Speeches Shim
Climate change affects countries across the globe. However, due to high population growth, rapid deforestation, and widespread soil erosion, Malawi’s agriculturally-based economy is particularly susceptible to climate change’s negative consequences.
Already, temperature increases and changing precipitation patterns are harming agricultural growth. To make matters worse, this problem is expected to worsen in the coming decades, when temperatures will reach the heat threshold of some crops and extended dry periods will become more common. In addition, due to the changing precipitation patterns, rainfall is likely to become more erratic and concentrated which can cause flooding and further crop damage. Overall, climate change is expected to reduce the food supply and have major implications for human welfare, harming development progress across sectors.
To address these challenges, USAID partners with the Government of Malawi (GoM) and a wide variety of Malawian institutions to advance Malawi’s low-emissions, climate-resilient development. At the national level, USAID works with the GoM to develop a strategy for combatting deforestation and for improving forest governance. Complementary site-based interventions have been initiated to address drivers of climate change, while also helping to generate livelihood opportunities for vulnerable households.
In 2015, USAID and its partners helped more than 1,200 stakeholders adapt to the effects of climate change through training and capacity building activities. In addition, a comprehensive Environmental Threats and Opportunity Assessment provided information about habitat protection and restoration efforts within Malawi’s most globally significant ecosystems. These ecosystem-based approaches to climate change adaptation have led to improved management of more than 92,500 acres of biologically significant land.

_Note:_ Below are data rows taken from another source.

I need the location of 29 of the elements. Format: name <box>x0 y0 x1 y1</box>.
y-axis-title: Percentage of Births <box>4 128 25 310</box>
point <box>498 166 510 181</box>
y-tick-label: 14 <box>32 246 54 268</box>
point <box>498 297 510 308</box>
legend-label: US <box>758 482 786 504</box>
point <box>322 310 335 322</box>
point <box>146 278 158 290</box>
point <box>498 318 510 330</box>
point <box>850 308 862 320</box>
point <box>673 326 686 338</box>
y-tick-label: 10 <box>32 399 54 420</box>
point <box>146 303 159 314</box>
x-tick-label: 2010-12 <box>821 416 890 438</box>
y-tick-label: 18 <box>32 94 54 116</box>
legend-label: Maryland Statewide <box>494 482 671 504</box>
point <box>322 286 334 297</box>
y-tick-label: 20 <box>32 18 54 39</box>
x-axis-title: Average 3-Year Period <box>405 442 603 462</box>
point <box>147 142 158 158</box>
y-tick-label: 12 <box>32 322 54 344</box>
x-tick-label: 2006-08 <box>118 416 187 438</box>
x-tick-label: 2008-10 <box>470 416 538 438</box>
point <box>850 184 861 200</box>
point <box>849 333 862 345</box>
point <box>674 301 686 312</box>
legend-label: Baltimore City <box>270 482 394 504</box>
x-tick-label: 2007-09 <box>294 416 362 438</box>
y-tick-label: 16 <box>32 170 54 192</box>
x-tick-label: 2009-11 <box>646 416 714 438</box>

In the forestry sector, USAID supports the Government of Malawi’s adherence to reducing emissions from deforestation and forest degradation, or REDD+, an international effort to reduce climate change by decreasing deforestation. In 2015, the Kulera REDD+ Project, initiated through USAID support, attracted more than $500,000 in private financing for local conservation and development priorities.
Through this program, data on the drivers of deforestation and associated livelihood opportunities is collected which, in turn, helps USAID generate household-level economic benefits for more than 11,000 project participants and also contributes to Malawi’s nation-wide efforts to reduce deforestation.